Effects of atmospheric stability on air flow and pollutant dispersion characteristics within different scale urban areas

Few studies have reported that the correlation between flow and diffusion characteristics at different spatial scales in urban areas is affected by atmospheric stability conditions. This study established a multi-scale numerical model (from neighborhood to indoor scale) validated by wind tunnel experiments to investigate flow pattern, heat transfer, and pollutant dispersion within different scale urban areas. The atmospheric stability conditions are considered and characterized using the bulk Richardson number (Rib), and then seven Rib scenarios (from −0.21 to 0.79), two pollutant source locations (in- and out-), and two building array types: AL (aligned array) and ST (staggered array) are examined.
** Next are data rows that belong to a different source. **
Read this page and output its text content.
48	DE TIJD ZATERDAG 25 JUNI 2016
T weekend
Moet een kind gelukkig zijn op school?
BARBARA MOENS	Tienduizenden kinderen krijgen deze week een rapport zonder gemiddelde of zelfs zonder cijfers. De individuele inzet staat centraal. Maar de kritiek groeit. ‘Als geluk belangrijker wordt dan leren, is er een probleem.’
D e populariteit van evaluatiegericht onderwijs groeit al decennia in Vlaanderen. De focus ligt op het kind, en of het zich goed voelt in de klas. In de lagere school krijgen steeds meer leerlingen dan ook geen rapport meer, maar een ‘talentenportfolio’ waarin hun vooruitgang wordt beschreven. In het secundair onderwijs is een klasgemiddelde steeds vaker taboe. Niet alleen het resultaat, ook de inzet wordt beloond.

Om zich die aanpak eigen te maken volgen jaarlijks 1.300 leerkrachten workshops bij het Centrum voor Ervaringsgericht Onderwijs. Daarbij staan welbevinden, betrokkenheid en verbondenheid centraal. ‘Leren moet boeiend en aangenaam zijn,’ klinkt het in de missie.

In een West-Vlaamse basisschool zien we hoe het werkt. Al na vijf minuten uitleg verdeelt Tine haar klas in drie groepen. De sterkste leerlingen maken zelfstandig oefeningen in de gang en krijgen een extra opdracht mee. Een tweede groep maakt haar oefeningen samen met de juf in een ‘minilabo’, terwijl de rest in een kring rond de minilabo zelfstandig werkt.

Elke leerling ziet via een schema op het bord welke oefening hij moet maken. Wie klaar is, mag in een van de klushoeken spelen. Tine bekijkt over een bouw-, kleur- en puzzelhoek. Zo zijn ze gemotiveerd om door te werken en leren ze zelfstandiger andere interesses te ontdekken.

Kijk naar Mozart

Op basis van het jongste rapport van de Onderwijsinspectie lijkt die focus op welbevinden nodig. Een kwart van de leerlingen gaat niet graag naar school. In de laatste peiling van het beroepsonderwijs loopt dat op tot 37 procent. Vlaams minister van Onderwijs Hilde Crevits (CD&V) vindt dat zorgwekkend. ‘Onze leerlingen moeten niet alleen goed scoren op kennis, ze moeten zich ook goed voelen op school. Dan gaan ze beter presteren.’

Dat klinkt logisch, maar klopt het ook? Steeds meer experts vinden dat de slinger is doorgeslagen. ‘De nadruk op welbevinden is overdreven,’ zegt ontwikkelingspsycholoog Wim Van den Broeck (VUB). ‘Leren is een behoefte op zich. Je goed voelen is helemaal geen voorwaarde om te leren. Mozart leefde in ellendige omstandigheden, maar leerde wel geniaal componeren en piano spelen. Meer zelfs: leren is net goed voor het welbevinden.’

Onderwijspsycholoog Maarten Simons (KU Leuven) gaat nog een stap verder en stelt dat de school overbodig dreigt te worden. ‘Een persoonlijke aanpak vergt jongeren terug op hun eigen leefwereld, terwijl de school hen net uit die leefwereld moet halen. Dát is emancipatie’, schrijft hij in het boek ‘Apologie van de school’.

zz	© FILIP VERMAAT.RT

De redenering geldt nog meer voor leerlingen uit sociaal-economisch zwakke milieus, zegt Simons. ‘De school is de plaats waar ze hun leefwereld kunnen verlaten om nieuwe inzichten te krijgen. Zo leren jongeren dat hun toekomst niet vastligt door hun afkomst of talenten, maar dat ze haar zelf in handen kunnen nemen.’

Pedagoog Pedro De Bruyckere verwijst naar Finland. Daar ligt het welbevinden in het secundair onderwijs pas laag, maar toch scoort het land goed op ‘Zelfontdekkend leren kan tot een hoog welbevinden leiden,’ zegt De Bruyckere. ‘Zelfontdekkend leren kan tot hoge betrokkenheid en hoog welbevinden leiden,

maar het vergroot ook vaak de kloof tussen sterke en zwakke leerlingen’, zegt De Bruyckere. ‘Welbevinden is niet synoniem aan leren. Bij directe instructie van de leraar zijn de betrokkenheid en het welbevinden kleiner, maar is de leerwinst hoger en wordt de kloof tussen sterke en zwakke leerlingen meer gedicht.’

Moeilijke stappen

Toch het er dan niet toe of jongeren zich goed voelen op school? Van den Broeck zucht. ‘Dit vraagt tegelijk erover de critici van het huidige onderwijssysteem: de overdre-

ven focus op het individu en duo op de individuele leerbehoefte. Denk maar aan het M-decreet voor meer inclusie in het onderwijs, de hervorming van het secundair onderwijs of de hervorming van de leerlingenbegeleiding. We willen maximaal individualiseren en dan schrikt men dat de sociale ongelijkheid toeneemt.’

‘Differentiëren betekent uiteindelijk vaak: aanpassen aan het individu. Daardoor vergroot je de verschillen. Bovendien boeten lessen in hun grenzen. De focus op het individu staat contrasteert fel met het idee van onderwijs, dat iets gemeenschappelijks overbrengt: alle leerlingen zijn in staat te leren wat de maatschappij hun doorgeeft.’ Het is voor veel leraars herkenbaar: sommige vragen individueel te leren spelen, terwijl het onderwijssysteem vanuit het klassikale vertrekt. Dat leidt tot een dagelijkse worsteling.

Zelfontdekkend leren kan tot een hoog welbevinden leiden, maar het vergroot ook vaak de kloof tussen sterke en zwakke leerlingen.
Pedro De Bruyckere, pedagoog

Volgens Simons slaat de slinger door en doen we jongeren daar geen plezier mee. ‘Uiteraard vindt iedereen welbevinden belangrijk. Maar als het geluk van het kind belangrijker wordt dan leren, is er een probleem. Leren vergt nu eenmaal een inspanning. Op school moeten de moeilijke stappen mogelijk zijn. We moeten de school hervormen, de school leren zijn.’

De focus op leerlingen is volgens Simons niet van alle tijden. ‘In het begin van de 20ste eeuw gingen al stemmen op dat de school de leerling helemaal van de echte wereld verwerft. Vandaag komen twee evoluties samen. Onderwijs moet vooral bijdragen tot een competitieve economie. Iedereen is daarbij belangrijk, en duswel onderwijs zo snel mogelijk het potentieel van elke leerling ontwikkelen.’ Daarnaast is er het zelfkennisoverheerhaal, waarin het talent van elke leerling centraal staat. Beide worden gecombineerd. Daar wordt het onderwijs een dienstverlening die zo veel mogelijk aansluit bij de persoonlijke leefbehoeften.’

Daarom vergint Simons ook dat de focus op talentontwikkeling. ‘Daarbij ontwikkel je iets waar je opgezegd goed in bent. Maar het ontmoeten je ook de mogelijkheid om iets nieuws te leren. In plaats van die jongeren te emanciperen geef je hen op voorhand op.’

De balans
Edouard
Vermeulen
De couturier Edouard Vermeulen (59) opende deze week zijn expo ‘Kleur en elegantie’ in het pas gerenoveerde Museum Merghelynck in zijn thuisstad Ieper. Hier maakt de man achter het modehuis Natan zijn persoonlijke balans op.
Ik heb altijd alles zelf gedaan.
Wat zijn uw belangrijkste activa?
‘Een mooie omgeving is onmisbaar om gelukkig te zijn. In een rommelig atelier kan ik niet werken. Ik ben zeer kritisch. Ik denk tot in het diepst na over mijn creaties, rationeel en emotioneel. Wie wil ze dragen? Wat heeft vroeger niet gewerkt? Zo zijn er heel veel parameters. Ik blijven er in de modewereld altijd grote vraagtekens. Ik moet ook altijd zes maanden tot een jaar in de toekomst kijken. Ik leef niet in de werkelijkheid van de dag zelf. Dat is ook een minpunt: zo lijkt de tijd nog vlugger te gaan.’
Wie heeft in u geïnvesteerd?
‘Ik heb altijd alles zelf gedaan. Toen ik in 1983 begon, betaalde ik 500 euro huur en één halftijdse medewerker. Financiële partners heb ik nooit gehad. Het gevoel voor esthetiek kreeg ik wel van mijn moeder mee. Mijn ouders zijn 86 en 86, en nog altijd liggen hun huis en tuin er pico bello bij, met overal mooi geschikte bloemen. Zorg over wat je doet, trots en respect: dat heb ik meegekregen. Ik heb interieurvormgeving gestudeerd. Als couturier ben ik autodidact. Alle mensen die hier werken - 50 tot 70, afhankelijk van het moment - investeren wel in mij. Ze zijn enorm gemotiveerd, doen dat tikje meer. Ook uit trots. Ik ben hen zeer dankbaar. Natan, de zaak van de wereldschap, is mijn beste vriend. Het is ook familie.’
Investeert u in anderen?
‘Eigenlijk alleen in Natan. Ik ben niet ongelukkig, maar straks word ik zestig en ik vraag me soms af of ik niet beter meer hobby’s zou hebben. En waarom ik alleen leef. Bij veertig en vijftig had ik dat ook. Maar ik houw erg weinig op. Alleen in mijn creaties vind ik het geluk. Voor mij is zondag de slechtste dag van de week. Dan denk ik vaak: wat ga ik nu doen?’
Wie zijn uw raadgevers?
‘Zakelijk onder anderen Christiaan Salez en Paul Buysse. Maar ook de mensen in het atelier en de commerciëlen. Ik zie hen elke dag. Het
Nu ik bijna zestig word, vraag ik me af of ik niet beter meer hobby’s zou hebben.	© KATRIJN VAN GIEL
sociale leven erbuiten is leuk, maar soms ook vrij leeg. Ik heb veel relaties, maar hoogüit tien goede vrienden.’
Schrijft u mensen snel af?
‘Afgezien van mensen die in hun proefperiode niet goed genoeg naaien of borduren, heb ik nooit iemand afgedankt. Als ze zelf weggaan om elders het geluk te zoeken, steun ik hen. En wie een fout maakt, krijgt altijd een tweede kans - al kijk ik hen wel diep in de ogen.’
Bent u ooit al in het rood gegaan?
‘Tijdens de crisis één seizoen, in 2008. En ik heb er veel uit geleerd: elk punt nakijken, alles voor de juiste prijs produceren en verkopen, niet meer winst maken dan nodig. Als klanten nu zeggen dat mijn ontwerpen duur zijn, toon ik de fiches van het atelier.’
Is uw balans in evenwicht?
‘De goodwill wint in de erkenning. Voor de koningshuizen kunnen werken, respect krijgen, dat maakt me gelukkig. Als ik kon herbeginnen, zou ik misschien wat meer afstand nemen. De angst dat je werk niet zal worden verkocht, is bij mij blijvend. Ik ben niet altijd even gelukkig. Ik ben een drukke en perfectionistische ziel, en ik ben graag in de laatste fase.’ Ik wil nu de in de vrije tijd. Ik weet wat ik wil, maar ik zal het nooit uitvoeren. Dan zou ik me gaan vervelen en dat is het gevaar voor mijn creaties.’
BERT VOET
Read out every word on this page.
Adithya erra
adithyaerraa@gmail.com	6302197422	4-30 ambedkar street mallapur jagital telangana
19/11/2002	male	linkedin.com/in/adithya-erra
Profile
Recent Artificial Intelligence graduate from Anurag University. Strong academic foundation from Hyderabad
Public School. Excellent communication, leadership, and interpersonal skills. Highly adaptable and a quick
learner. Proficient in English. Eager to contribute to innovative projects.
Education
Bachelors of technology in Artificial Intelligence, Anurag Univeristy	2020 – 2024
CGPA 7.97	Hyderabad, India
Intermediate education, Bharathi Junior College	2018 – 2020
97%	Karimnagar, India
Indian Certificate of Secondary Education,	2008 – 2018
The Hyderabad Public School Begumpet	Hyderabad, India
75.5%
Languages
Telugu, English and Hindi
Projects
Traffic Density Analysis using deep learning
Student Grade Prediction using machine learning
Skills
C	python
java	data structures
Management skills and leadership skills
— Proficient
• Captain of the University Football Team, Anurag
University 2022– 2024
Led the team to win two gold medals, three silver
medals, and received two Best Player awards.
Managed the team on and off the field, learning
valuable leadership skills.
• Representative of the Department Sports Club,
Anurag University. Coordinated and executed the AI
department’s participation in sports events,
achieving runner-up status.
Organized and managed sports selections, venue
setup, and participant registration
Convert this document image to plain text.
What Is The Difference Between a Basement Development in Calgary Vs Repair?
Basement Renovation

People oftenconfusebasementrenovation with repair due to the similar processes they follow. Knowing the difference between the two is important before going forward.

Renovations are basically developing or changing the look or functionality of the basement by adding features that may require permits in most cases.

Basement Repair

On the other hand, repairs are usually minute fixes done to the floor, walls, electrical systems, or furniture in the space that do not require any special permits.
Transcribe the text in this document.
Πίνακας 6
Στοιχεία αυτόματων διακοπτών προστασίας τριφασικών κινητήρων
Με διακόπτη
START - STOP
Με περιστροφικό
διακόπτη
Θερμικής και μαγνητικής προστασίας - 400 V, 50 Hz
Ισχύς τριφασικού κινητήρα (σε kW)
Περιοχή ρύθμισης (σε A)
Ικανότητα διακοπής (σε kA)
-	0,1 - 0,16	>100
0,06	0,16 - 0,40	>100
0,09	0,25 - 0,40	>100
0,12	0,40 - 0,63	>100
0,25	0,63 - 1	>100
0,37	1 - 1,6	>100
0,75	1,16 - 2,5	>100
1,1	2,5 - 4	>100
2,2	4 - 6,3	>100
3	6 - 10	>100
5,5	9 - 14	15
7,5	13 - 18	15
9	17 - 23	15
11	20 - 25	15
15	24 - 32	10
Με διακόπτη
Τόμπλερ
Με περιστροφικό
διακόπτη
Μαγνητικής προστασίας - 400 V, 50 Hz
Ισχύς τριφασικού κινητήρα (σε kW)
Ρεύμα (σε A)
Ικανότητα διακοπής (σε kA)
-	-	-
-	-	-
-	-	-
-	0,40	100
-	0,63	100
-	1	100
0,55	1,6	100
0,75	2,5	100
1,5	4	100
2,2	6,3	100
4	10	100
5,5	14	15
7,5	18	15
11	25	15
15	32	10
The findings suggest that the dispersion and dilution effects of pollutants are significantly diminished under thermally stable and AL array conditions. When Rib > 0, the concentration experiences a decline of 31%–36% as Rib decreases, while when Rib < 0, the influence of thermal buoyancy becomes more pronounced, resulting in a reduction in the concentration difference between the AL and ST arrays. Furthermore, the distribution of air exchange rate reveals that increased instability improves the ventilation efficacy, albeit its effect diminishes once it surpasses a critical Rib. This study is helpful to clarify the interrelationship of flow and dispersion phenomena within different scale urban areas, so as to enhance ventilation and alleviate air pollution.